Shortly after watching Juno, I turned on the television just in time to catch the made-for-TV movie Sixteen and Pregnant. For those of you who don’t have mothers addicted to Lifetime, here’s the rundown: girl gets pregnant, wants to give the baby up, flakes at the last minute and convinces her mother to let her keep the baby.
Not an incredibly original plot, and if you look at the bare bones set-up of Juno – sixteen-year-old girl gets knocked up – you might think you’re in for a similar ride. But there’s something different about Juno: Juno herself. The main character, played to crass perfection by Ellen Page, is not your average pregnant teen. She conceives on a piece of furniture from the 70s, takes her pregnancy test in a convenience store bathroom, and talks like a cross between a sailor and one of those pop-culture comedians from VH1’s I Love the 80s (“Thundercats are go!” she announces when her water breaks).
It’s the quirky details that make all the characters: the best friend’s obsession with the chubby and bearded high school teacher she calls Keith, the boyfriend’s deodorized inner thighs and penchant for orange Tic Tacs, and the grammatically challenged abortion clinic protestor’s “No Babies Like Murdering” picket sign. Details make the characters real.
And details help us see beneath the surface. ‘Cause this isn’t really a movie about teenage pregnancy. It’s not a cautionary tale (though Juno does refer to herself as the “cautionary whale”). At the risk of sounding cliché, I’d call it a coming-of-age story. Because for every smart-ass, wise-beyond-her-years remark Juno makes, we get a visual reminder that she is, after all, just a kid.

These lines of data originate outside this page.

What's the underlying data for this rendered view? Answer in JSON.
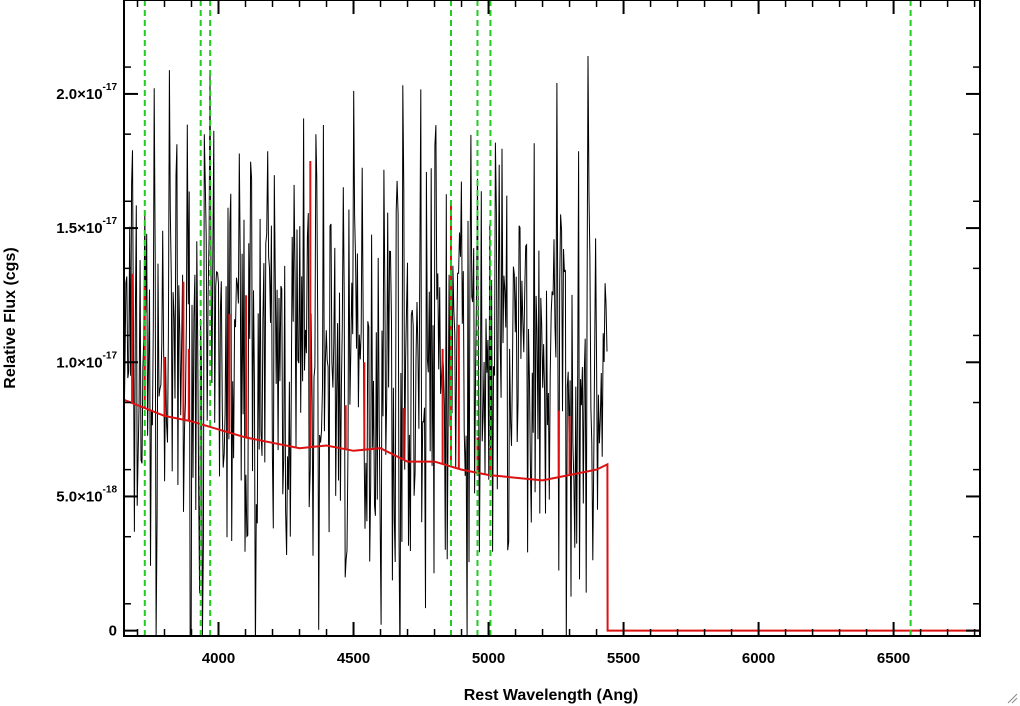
{
  "chart_data": {
    "type": "line",
    "title": "",
    "xlabel": "Rest Wavelength (Ang)",
    "ylabel": "Relative Flux (cgs)",
    "xlim": [
      3650,
      6820
    ],
    "ylim": [
      -2e-19,
      2.35e-17
    ],
    "x_ticks": [
      4000,
      4500,
      5000,
      5500,
      6000,
      6500
    ],
    "x_tick_labels": [
      "4000",
      "4500",
      "5000",
      "5500",
      "6000",
      "6500"
    ],
    "y_ticks": [
      {
        "value": 0,
        "mantissa": "0",
        "exponent": ""
      },
      {
        "value": 5e-18,
        "mantissa": "5.0×10",
        "exponent": "-18"
      },
      {
        "value": 1e-17,
        "mantissa": "1.0×10",
        "exponent": "-17"
      },
      {
        "value": 1.5e-17,
        "mantissa": "1.5×10",
        "exponent": "-17"
      },
      {
        "value": 2e-17,
        "mantissa": "2.0×10",
        "exponent": "-17"
      }
    ],
    "grid": false,
    "legend": "none",
    "colors": {
      "observed": "#000000",
      "model": "#dd1111",
      "lines": "#22cc22"
    },
    "line_markers": [
      3727,
      3934,
      3969,
      4861,
      4959,
      5007,
      6563
    ],
    "model_continuum": [
      {
        "x": 3650,
        "y": 8.6e-18
      },
      {
        "x": 3700,
        "y": 8.4e-18
      },
      {
        "x": 3800,
        "y": 8e-18
      },
      {
        "x": 3900,
        "y": 7.8e-18
      },
      {
        "x": 4000,
        "y": 7.5e-18
      },
      {
        "x": 4100,
        "y": 7.2e-18
      },
      {
        "x": 4200,
        "y": 7e-18
      },
      {
        "x": 4300,
        "y": 6.8e-18
      },
      {
        "x": 4400,
        "y": 6.9e-18
      },
      {
        "x": 4500,
        "y": 6.7e-18
      },
      {
        "x": 4600,
        "y": 6.8e-18
      },
      {
        "x": 4700,
        "y": 6.3e-18
      },
      {
        "x": 4800,
        "y": 6.3e-18
      },
      {
        "x": 4900,
        "y": 6e-18
      },
      {
        "x": 5000,
        "y": 5.8e-18
      },
      {
        "x": 5100,
        "y": 5.7e-18
      },
      {
        "x": 5200,
        "y": 5.6e-18
      },
      {
        "x": 5300,
        "y": 5.8e-18
      },
      {
        "x": 5400,
        "y": 6e-18
      },
      {
        "x": 5440,
        "y": 6.2e-18
      },
      {
        "x": 5441,
        "y": 0.0
      },
      {
        "x": 6820,
        "y": 0.0
      }
    ],
    "model_spikes": [
      {
        "x": 3680,
        "y": 1.33e-17
      },
      {
        "x": 3727,
        "y": 1.28e-17
      },
      {
        "x": 3800,
        "y": 1.02e-17
      },
      {
        "x": 3870,
        "y": 1.3e-17
      },
      {
        "x": 3890,
        "y": 1.05e-17
      },
      {
        "x": 4040,
        "y": 1.18e-17
      },
      {
        "x": 4102,
        "y": 1.25e-17
      },
      {
        "x": 4340,
        "y": 1.75e-17
      },
      {
        "x": 4471,
        "y": 8.4e-18
      },
      {
        "x": 4540,
        "y": 1e-17
      },
      {
        "x": 4686,
        "y": 8.3e-18
      },
      {
        "x": 4830,
        "y": 1.05e-17
      },
      {
        "x": 4861,
        "y": 1.6e-17
      },
      {
        "x": 4890,
        "y": 1.14e-17
      },
      {
        "x": 4959,
        "y": 7.2e-18
      },
      {
        "x": 5007,
        "y": 6.8e-18
      },
      {
        "x": 5260,
        "y": 8.2e-18
      },
      {
        "x": 5300,
        "y": 8e-18
      }
    ],
    "observed": {
      "x_start": 3650,
      "x_end": 5440,
      "step": 3.5,
      "median": 1e-17,
      "scatter": 5.5e-18,
      "seed": 7
    }
  }
}
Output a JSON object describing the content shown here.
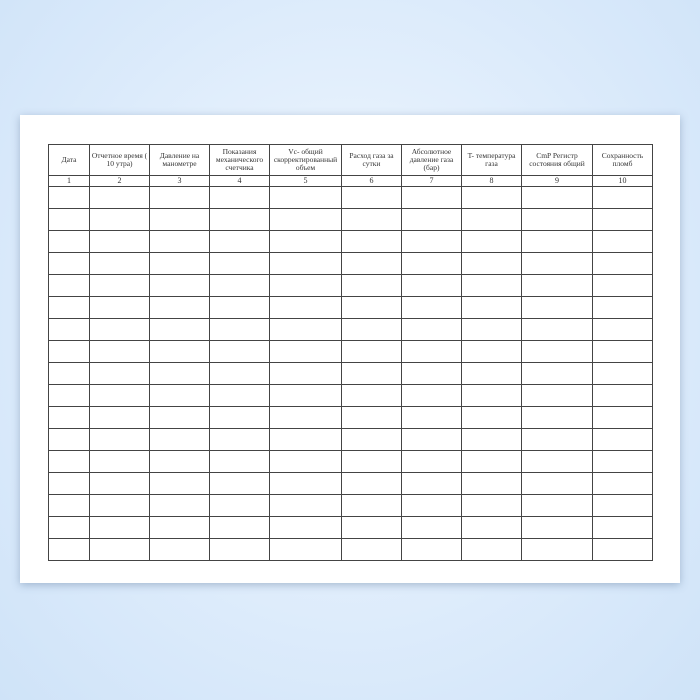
{
  "form": {
    "columns": [
      {
        "label": "Дата",
        "number": "1"
      },
      {
        "label": "Отчетное время ( 10 утра)",
        "number": "2"
      },
      {
        "label": "Давление на манометре",
        "number": "3"
      },
      {
        "label": "Показания механического счетчика",
        "number": "4"
      },
      {
        "label": "Vc- общий скорректированный объем",
        "number": "5"
      },
      {
        "label": "Расход газа за сутки",
        "number": "6"
      },
      {
        "label": "Абсолютное давление газа (бар)",
        "number": "7"
      },
      {
        "label": "T- температура газа",
        "number": "8"
      },
      {
        "label": "CmP Регистр состояния общий",
        "number": "9"
      },
      {
        "label": "Сохранность пломб",
        "number": "10"
      }
    ],
    "empty_rows": 17
  }
}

She calls the abortion clinic on her hamburger phone, she wears a Slinky t-shirt over her third trimester belly, the words “fun for a girl or a boy” stretched across it, and her idea of an apology is a mailbox full of Tic Tacs.
The story is less about the pregnancy and more about how she deals with it and a number of other thing that are, as Juno puts it, “way above her maturity level.” We see her at her bluntest, like her reaction to the suggestion of an open adoption: “Can’t we just kick this old school?” and at her most sincere, when she encourages the adoptive mother, Vanessa, to talk to her stomach in the middle of the mall. From every crazy obstacle thrown her way she learns an important, if harsh, lesson, but she’s never sappy, she never lets us down. She’s learned some things, she’s a little more well-adjusted, but Juno is still Juno.